14 DAY TRIAL // A group of chemicals engineers at the Massachusetts Institute of Technology (MIT) announce the development of devices called synthetic antibodies. Their innovation relies on the use of nanoparticles for recognizing specific molecules in a mixture similar to the human blood stream.
The invention could be useful for a wide array of applications, ranging from chemical detection to durable high-tech sensors that could be used in security-related settings. Creating these synthetic antibodies was only made possible by the use of nanometer-thick carbon tubes (CNT).
One of the most intriguing properties of carbon nanotubes is that they become fluorescent when exposed to laser light. This trait has allowed researchers to use CNT for chemical recognition, by covering it up with antibodies that bind to certain molecules, and then analyzing how the fluorescence patterns change over time.

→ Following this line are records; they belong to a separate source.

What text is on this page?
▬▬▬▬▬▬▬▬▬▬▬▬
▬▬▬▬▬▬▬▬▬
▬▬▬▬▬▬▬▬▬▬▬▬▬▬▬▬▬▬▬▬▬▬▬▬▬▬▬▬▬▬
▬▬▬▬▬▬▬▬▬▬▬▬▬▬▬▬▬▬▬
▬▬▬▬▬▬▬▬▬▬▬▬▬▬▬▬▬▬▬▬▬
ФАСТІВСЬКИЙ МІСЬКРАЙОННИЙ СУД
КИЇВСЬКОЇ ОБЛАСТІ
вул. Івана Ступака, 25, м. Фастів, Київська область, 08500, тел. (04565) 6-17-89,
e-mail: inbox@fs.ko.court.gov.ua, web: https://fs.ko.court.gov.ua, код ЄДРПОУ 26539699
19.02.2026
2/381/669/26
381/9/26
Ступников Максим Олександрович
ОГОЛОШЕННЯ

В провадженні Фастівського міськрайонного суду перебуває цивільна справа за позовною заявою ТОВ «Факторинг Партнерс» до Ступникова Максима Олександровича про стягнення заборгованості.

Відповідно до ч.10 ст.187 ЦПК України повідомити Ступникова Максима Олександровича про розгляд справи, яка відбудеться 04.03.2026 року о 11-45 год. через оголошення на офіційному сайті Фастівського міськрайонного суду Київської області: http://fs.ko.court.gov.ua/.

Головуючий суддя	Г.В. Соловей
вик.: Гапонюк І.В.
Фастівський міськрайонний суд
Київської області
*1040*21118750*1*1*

Any brightening or dimming trend in CNT fluorescence would indicate that the particles have attached themselves to whatever chemicals the antibodies on their surface were designed to bind to. The new study takes this technique one step further, says the senior author of the study, Michael Strano.
He holds an appointment as the Carbon P. Dubbs professor of chemical engineering at the Institute. Details of his team's work are published in the November 24 online issue of the top scientific journal Nature Nanotechnology.
“This new technique gives us an unprecedented ability to recognize any target molecule by screening nanotube-polymer complexes to create synthetic analogs to antibody function,” Strano explains.
Thus far, the research group has been able to develop CNT-based detectors for chemicals including estradiol, L-thyroxine and riboflavin, all of which play important roles in the human body. The team is now focused on creating detectors for other compounds as well, including proteins, neurotransmitters and carbohydrates, among others.
“This new concept, being based on the molecular recognition from the adsorbed phase itself, does not require the use of antibodies or equivalent molecules to achieve specific molecule recognitions and thus provides a promising alternative route for ‘on demand’ molecular sensing,” comments Laurent Cognet.
The expert, who was not involved with the research team, holds an appointment as a senior scientist with the Institute of Optics at the University of Bordeaux The new study was supported by funds from the US National Science Foundation (NSF) and the Army Research Office.